As incubadoras de empresas são ambientes que disseminam a cultura empreendedora e fomentam a criação de novas empresas, além de protegerem seu desenvolvimento. Abrigam novos negócios, por tempo limitado, e se destacam pelos vários mecanismos criados para estimular a transformação de resultados de pesquisas, em produtos e serviços. Assim, revertem em atividade econômica os investimentos em pesquisa realizados pela sociedade.
Abrir e manter uma empresa exige uma série de conhecimentos que a maioria dos empreendedores não possui. O resultado aparece nas estatísticas do SEBRAE que mostram que 86% das empresas fecham antes dos dois anos de constituição.

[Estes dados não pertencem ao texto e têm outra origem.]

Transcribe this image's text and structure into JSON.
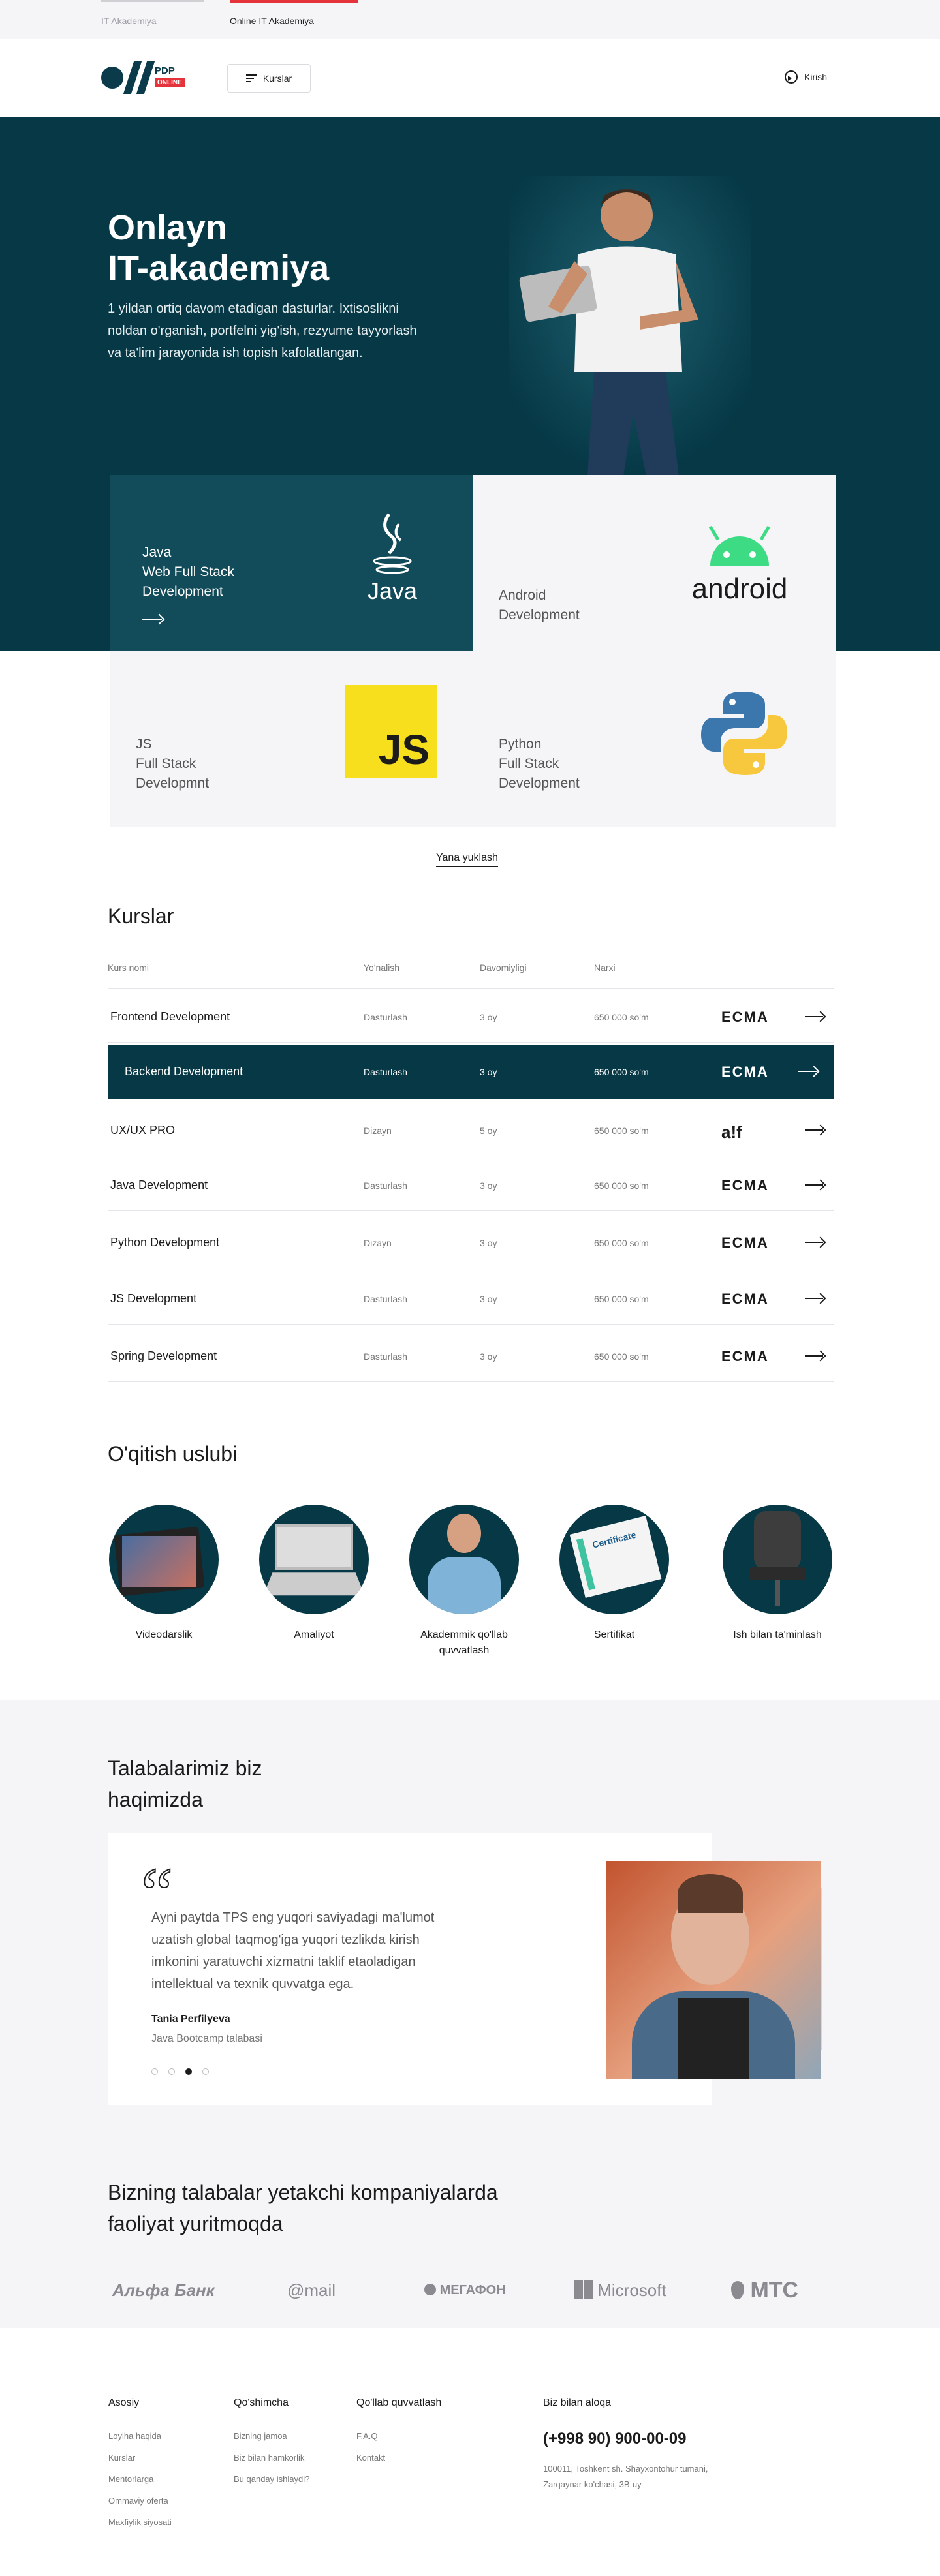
{
  "topbar": {
    "tab_1": "IT Akademiya",
    "tab_2": "Online IT Akademiya"
  },
  "header": {
    "logo_line1": "PDP",
    "logo_line2": "ONLINE",
    "menu_label": "Kurslar",
    "login_label": "Kirish"
  },
  "hero": {
    "title_line1": "Onlayn",
    "title_line2": "IT-akademiya",
    "description": "1 yildan ortiq davom etadigan dasturlar. Ixtisoslikni noldan o'rganish, portfelni yig'ish, rezyume tayyorlash va ta'lim jarayonida ish topish kafolatlangan."
  },
  "cards": {
    "java": {
      "line1": "Java",
      "line2": "Web Full Stack",
      "line3": "Development",
      "logo_text": "Java"
    },
    "android": {
      "line1": "Android",
      "line2": "Development",
      "logo_text": "android"
    },
    "js": {
      "line1": "JS",
      "line2": "Full Stack",
      "line3": "Developmnt",
      "logo_text": "JS"
    },
    "python": {
      "line1": "Python",
      "line2": "Full Stack",
      "line3": "Development"
    }
  },
  "more_button": "Yana yuklash",
  "courses": {
    "title": "Kurslar",
    "headers": {
      "name": "Kurs nomi",
      "direction": "Yo'nalish",
      "duration": "Davomiyligi",
      "price": "Narxi"
    },
    "rows": [
      {
        "name": "Frontend Development",
        "direction": "Dasturlash",
        "duration": "3 oy",
        "price": "650 000 so'm",
        "logo": "ECMA"
      },
      {
        "name": "Backend Development",
        "direction": "Dasturlash",
        "duration": "3 oy",
        "price": "650 000 so'm",
        "logo": "ECMA"
      },
      {
        "name": "UX/UX PRO",
        "direction": "Dizayn",
        "duration": "5 oy",
        "price": "650 000 so'm",
        "logo": "a!f"
      },
      {
        "name": "Java Development",
        "direction": "Dasturlash",
        "duration": "3 oy",
        "price": "650 000 so'm",
        "logo": "ECMA"
      },
      {
        "name": "Python Development",
        "direction": "Dizayn",
        "duration": "3 oy",
        "price": "650 000 so'm",
        "logo": "ECMA"
      },
      {
        "name": "JS Development",
        "direction": "Dasturlash",
        "duration": "3 oy",
        "price": "650 000 so'm",
        "logo": "ECMA"
      },
      {
        "name": "Spring Development",
        "direction": "Dasturlash",
        "duration": "3 oy",
        "price": "650 000 so'm",
        "logo": "ECMA"
      }
    ]
  },
  "teaching": {
    "title": "O'qitish uslubi",
    "items": [
      {
        "label": "Videodarslik"
      },
      {
        "label": "Amaliyot"
      },
      {
        "label": "Akademmik qo'llab quvvatlash"
      },
      {
        "label": "Sertifikat",
        "badge": "Certificate"
      },
      {
        "label": "Ish bilan ta'minlash"
      }
    ]
  },
  "testimonials": {
    "title_line1": "Talabalarimiz biz",
    "title_line2": "haqimizda",
    "text": "Ayni paytda TPS eng yuqori saviyadagi ma'lumot uzatish global taqmog'iga yuqori tezlikda kirish imkonini yaratuvchi xizmatni taklif etaoladigan intellektual va texnik quvvatga ega.",
    "name": "Tania Perfilyeva",
    "role": "Java Bootcamp talabasi"
  },
  "partners": {
    "title_line1": "Bizning talabalar yetakchi kompaniyalarda",
    "title_line2": "faoliyat yuritmoqda",
    "companies": [
      "Альфа Банк",
      "@mail",
      "МЕГАФОН",
      "Microsoft",
      "МТС"
    ]
  },
  "footer": {
    "col1": {
      "title": "Asosiy",
      "links": [
        "Loyiha haqida",
        "Kurslar",
        "Mentorlarga",
        "Ommaviy oferta",
        "Maxfiylik siyosati"
      ]
    },
    "col2": {
      "title": "Qo'shimcha",
      "links": [
        "Bizning jamoa",
        "Biz bilan hamkorlik",
        "Bu qanday ishlaydi?"
      ]
    },
    "col3": {
      "title": "Qo'llab quvvatlash",
      "links": [
        "F.A.Q",
        "Kontakt"
      ]
    },
    "contact": {
      "title": "Biz bilan aloqa",
      "phone": "(+998 90) 900-00-09",
      "address": "100011, Toshkent sh. Shayxontohur tumani, Zarqaynar ko'chasi, 3B-uy"
    }
  }
}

No entanto, poucas pessoas sabem que existem organizações para apoiar o nascimento e o crescimento de pequenos negócios: “as incubadoras de empresas”. Especialmente no Brasil, costumam localizar-se junto às instituições de ensino superior e importantes meios de pesquisas, para que as empresas se beneficiem da proximidade dos laboratórios e dos recursos humanos destas instituições para transformar universitários em donos do próprio negócio.
Nos primeiros anos das empresas, as incubadoras oferecem consultorias, assessorias, diversos serviços e até estrutura física para fortalecer os passos iniciais do empreendimento e preparar empresários e empresas para se consolidar no mercado. É nesse ambiente das incubadoras que pesquisas, projetos e idéias inovadoras saem do papel e se transformam em empresas de sucesso.
Essas vantagens, somadas à sinergia decorrente da própria convivência entre os novos empresários, fazem com que a taxa de mortalidade desses empreendimentos seja minimizada. As incubadoras geram emprego, renda e estimulam, a partir da demonstração do sucesso de suas empresas, uma atividade empreendedora dentro da própria comunidade.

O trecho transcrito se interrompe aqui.